India's good old neem tree could be used by industry if it stands by its assurances of research and resources
That eponymous Indian herbal cure-it-all, the neem, could provide the world with thrice its requirement of pesticides. But over 100 Indian entrepreneurs who attended a day-long workshop on neem plantations organised in Bombay by the Neem Foundation in the 1st week of May found the industry-research interface paralysed by static, even as industry prepares to dig its hoe into the business.
Government officials involved in promoting neem cultivation and plantation admit that what is missing is a proper census report on the tree population, and a usable "superior" clone. Bombarded by profit figures ranging from the fantastic to the banal, incomplete data and material -- essential for investment planning -- the workshop crumbled from sheer lack of gravity.
Of the world pesticide market of us $6 billion, neem-based pesticides contribute about us $100 million. "Although synthetic pesticides cannot be done away with entirely, the neem seed produce from India has the capacity to cater to a pesticide market worth us $20 billion," claims R P Singh, entomologist at the Indian Agricultural Research Institute, Delhi.
The problem with finding a "harvestable" clone, says Venkatesworlu, senior scientist at the Central Research Institute for Dryland Agriculture (CRIDA), Hyderabad, "Different varieties of the tree have different yields. Also, some of these varieties are not as susceptible to pests and diseases as compared to the others."
Further, says G R Korwar, also of CRIDA, "The only known existing blocks of neem trees are with the forest department, that too not on a plantation scale. But there have been no concerted studies at these places."
The sad fact is that only a little over 20 per cent of the country's neem seeds are collected for industrial use. Says R L Rajak, executive director of the National Oilseeds and Vegetable Oil Development Board, "Of the estimated yield of 500,000 metric tonnes in the country, only 110,000 mt is collected for use" -- and that too by the cosmetics and pharmaceutical industries.
He attributes the scattered growth of the neem tree to a collection level riddles with ignorance and incompetence. "Being a source of natural medicine in rural India, and given the hardy nature of the tree to come up in gullies and ravines, thee had never been a coordinated effort to encourage the growth of the tree."
Singh says that neem growers stand to make a profit of Rs 60 lakhs a hectare of neem (with 300-350 trees/ha), extracting 150 gms of azadirachtin from 15 kgs of kernel. "This represents an extraction of 1,500 gms of 10 per cent azadirachtin, a gram of which is valued at us $1.5 in the international market. Keeping in mind an average yield at 20 kgs of azadirachtin (200 kgs of 10 per cent azadirachtin) per hectare, a grower could net Rs 60 lakhs a year."
However, H M Behl, of the National Botanical Research Institute, Lucknow, says that entrepreneurs stand to make a profit of only 10 per cent the above figure "from a 25 ha plantation which has 1,000 trees per ha," since the grower rarely debuts directly into the international market.
Atul Garg, a Bombay-based entrepreneur who is keen on investing in neem, says that these conflicting figures, compounded by a lack of information regarding entry to the international arena, had cold-storaged any developmental plants. "I haven't been convinced that this is a sound venture. If, at the end of it all, I have to cut down trees to sell them as timber or firewood, it'll be a complete waste," he says ruefully.

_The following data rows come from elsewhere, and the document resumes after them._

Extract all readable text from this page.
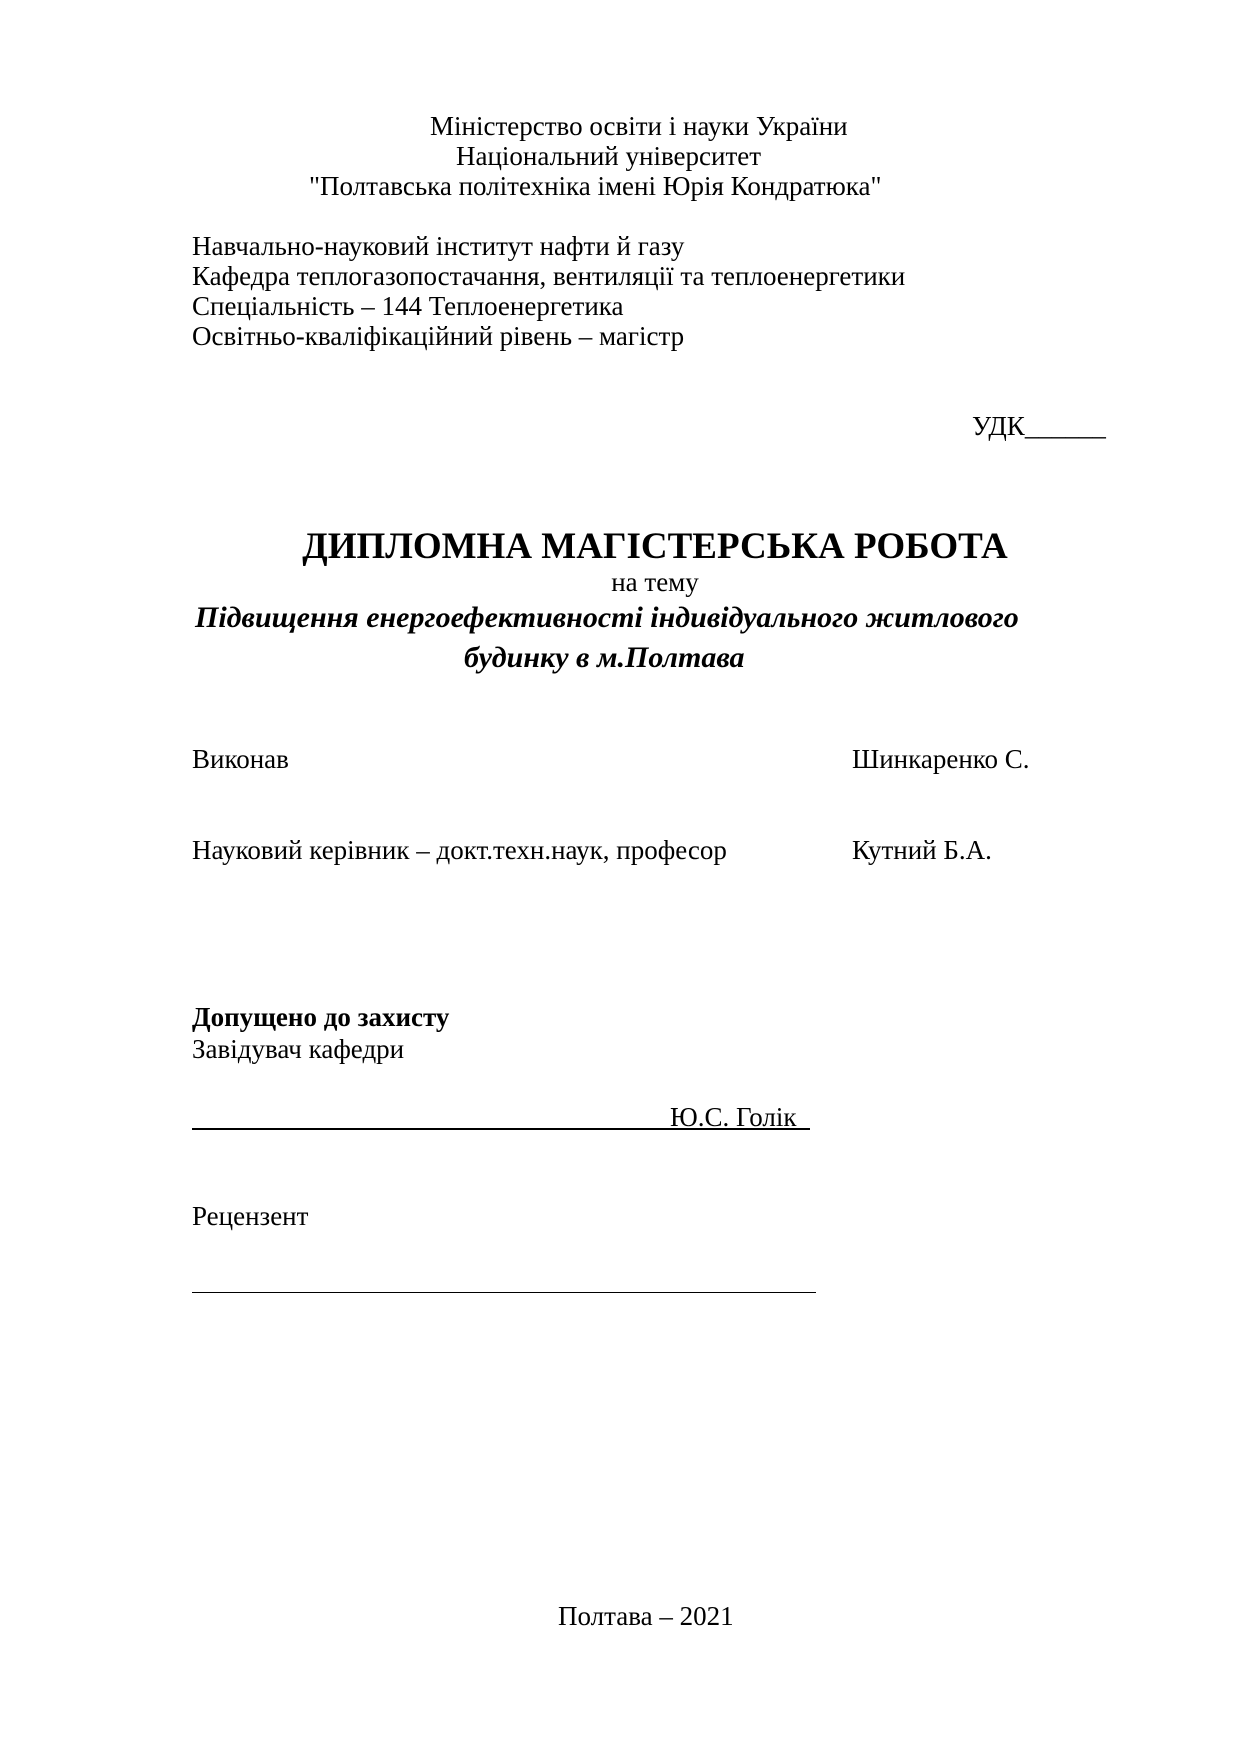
Міністерство освіти і науки України
Національний університет
"Полтавська політехніка імені Юрія Кондратюка"
Навчально-науковий інститут нафти й газу
Кафедра теплогазопостачання, вентиляції та теплоенергетики
Спеціальність – 144 Теплоенергетика
Освітньо-кваліфікаційний рівень – магістр
УДК______
ДИПЛОМНА МАГІСТЕРСЬКА РОБОТА
на тему
Підвищення енергоефективності індивідуального житлового
будинку в м.Полтава
Виконав	Шинкаренко С.
Науковий керівник – докт.техн.наук, професор	Кутний Б.А.
Допущено до захисту
Завідувач кафедри
Ю.С. Голік
Рецензент
Полтава – 2021
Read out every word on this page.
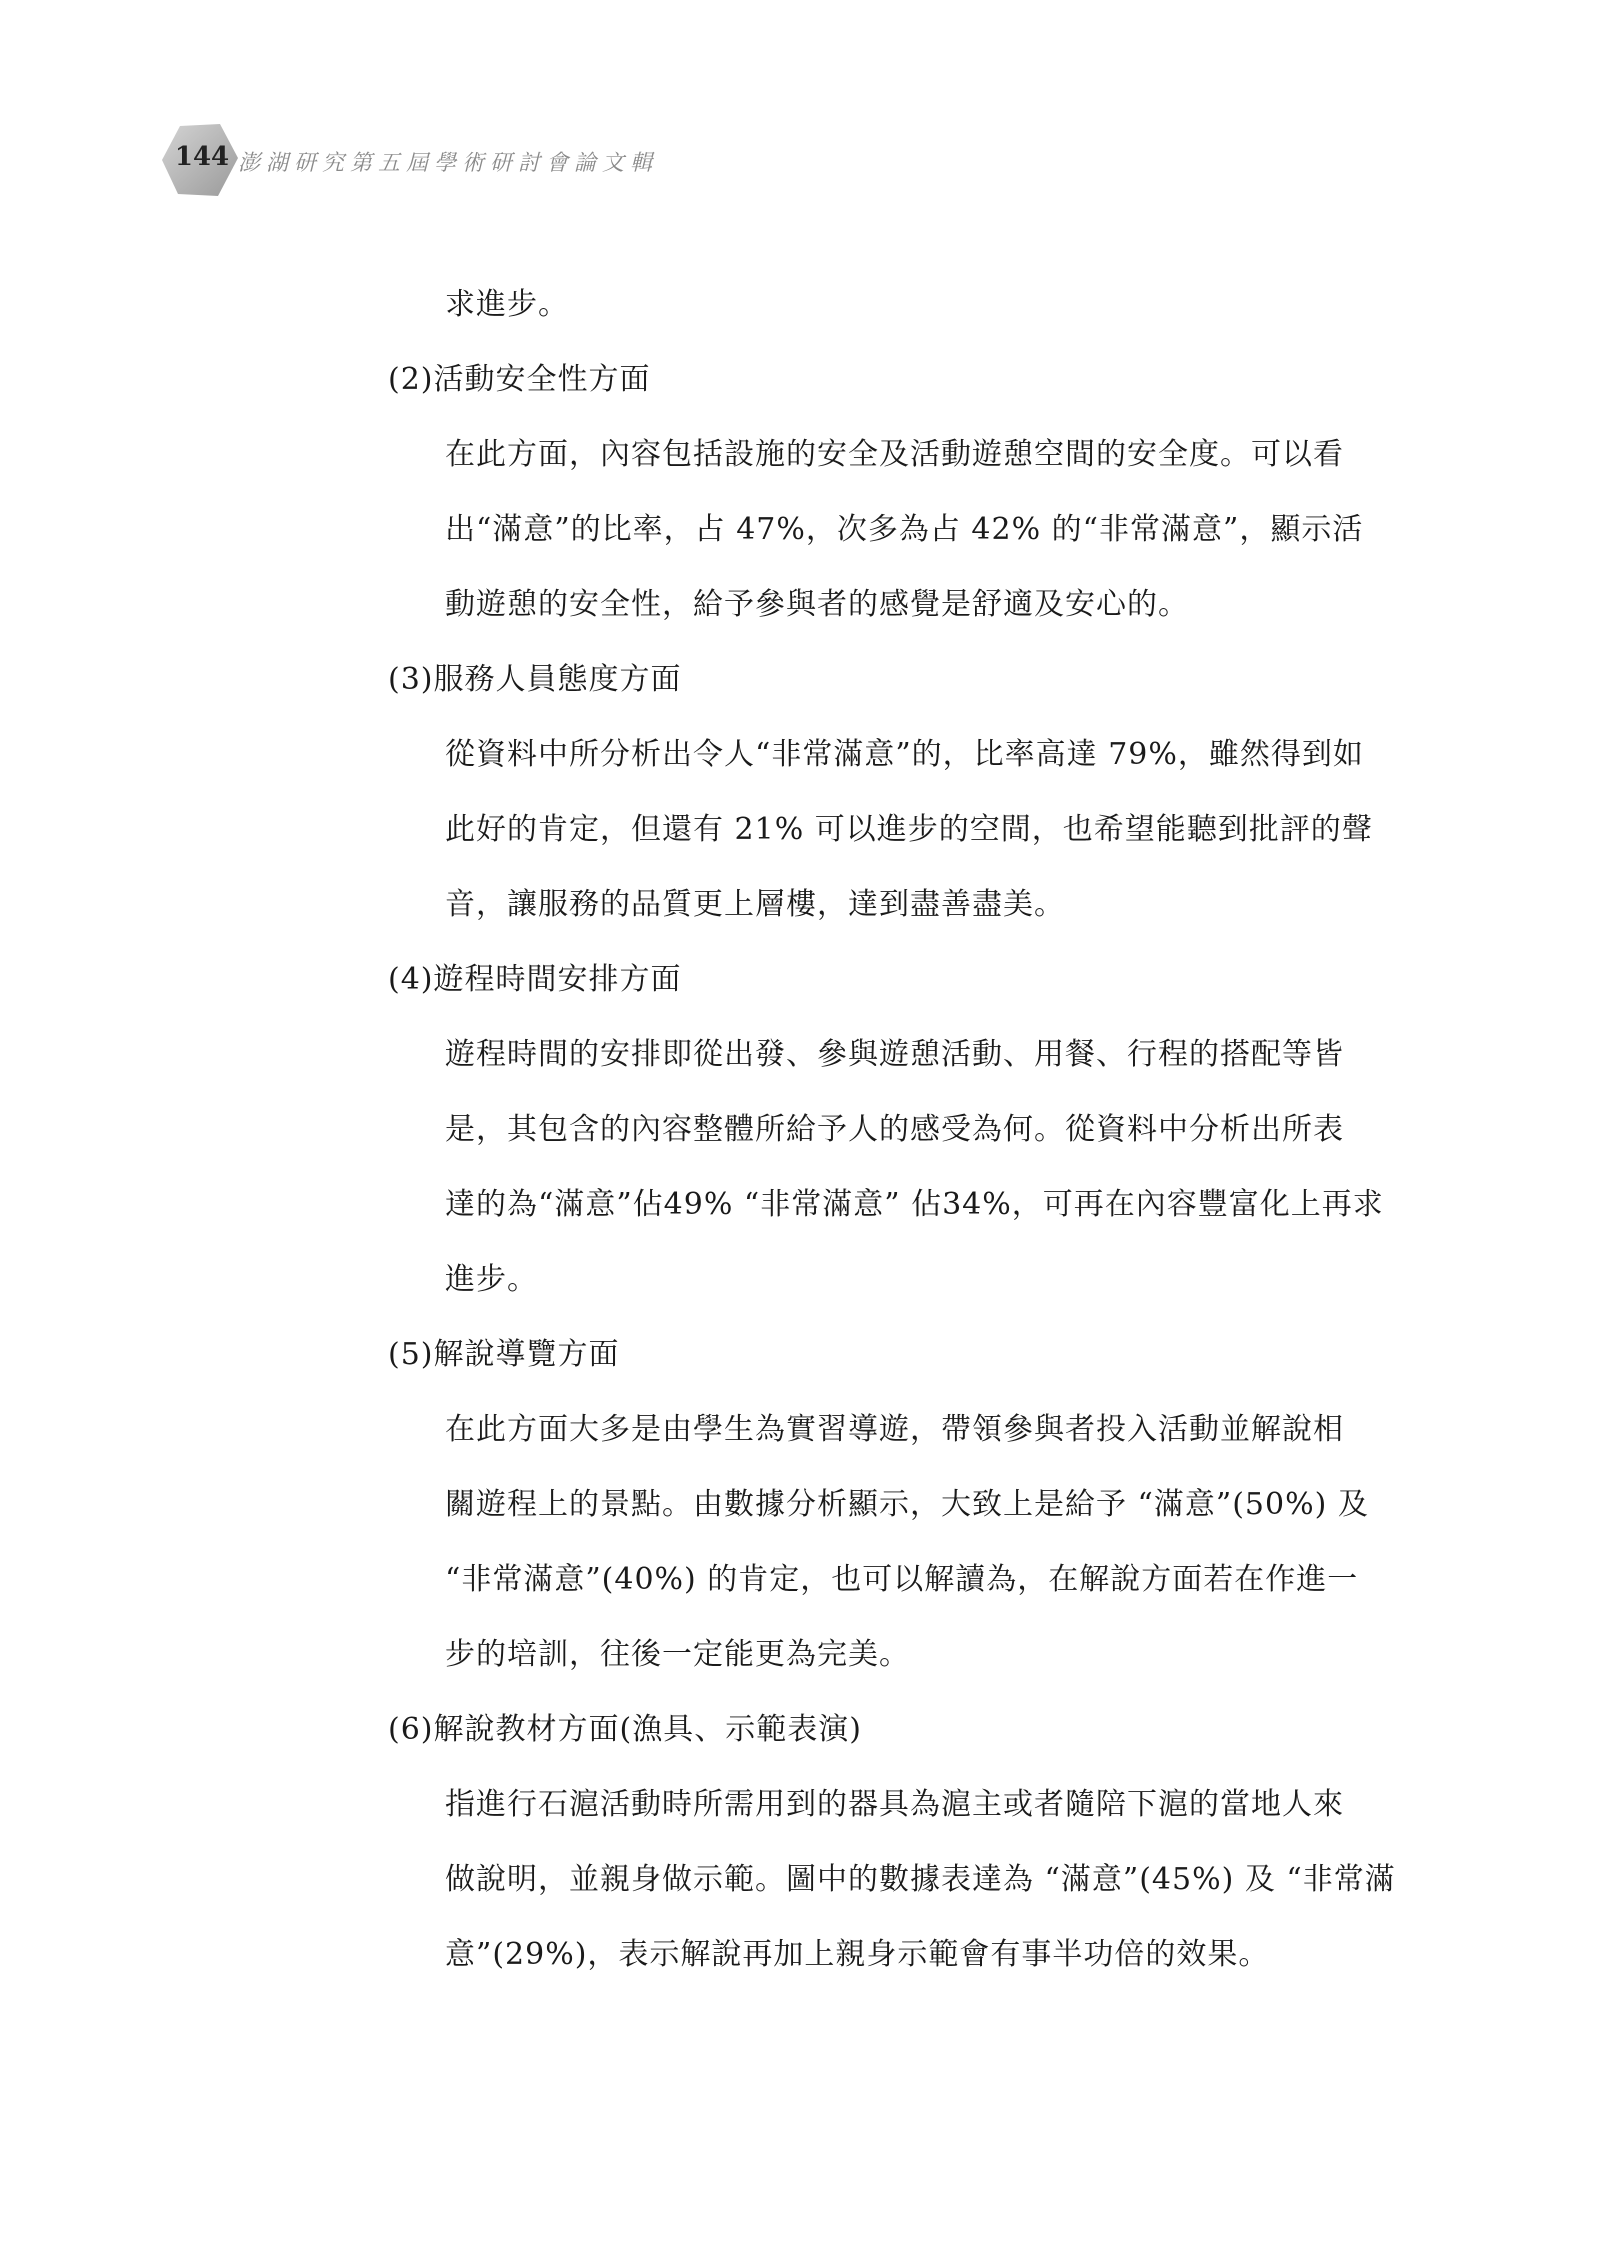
144 澎湖研究第五屆學術研討會論文輯
求進步。
(2)活動安全性方面
在此方面，內容包括設施的安全及活動遊憩空間的安全度。可以看
出“滿意”的比率，占 47%，次多為占 42% 的“非常滿意”，顯示活
動遊憩的安全性，給予參與者的感覺是舒適及安心的。
(3)服務人員態度方面
從資料中所分析出令人“非常滿意”的，比率高達 79%，雖然得到如
此好的肯定，但還有 21% 可以進步的空間，也希望能聽到批評的聲
音，讓服務的品質更上層樓，達到盡善盡美。
(4)遊程時間安排方面
遊程時間的安排即從出發、參與遊憩活動、用餐、行程的搭配等皆
是，其包含的內容整體所給予人的感受為何。從資料中分析出所表
達的為“滿意”佔49% “非常滿意” 佔34%，可再在內容豐富化上再求
進步。
(5)解說導覽方面
在此方面大多是由學生為實習導遊，帶領參與者投入活動並解說相
關遊程上的景點。由數據分析顯示，大致上是給予 “滿意”(50%) 及
“非常滿意”(40%) 的肯定，也可以解讀為，在解說方面若在作進一
步的培訓，往後一定能更為完美。
(6)解說教材方面(漁具、示範表演)
指進行石滬活動時所需用到的器具為滬主或者隨陪下滬的當地人來
做說明，並親身做示範。圖中的數據表達為 “滿意”(45%) 及 “非常滿
意”(29%)，表示解說再加上親身示範會有事半功倍的效果。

Then, of course, the ogre of plant patenting could put paid to the best of intentions. Along with the International Federation of Organic Agricultural Movements, a delegation of members of the European Parliament which visited India in early May threatened to file an objection at the European Patent Office, which had granted in September 1994 the patent for a neem extract to the American firm W R Grace. Their visit here caused not a ripple in the Indian Parliament.
So the tree, whose scientific name Azadiracta indica is derived from a Persian term Azad darakh ("free tree"), might not remain free for very long.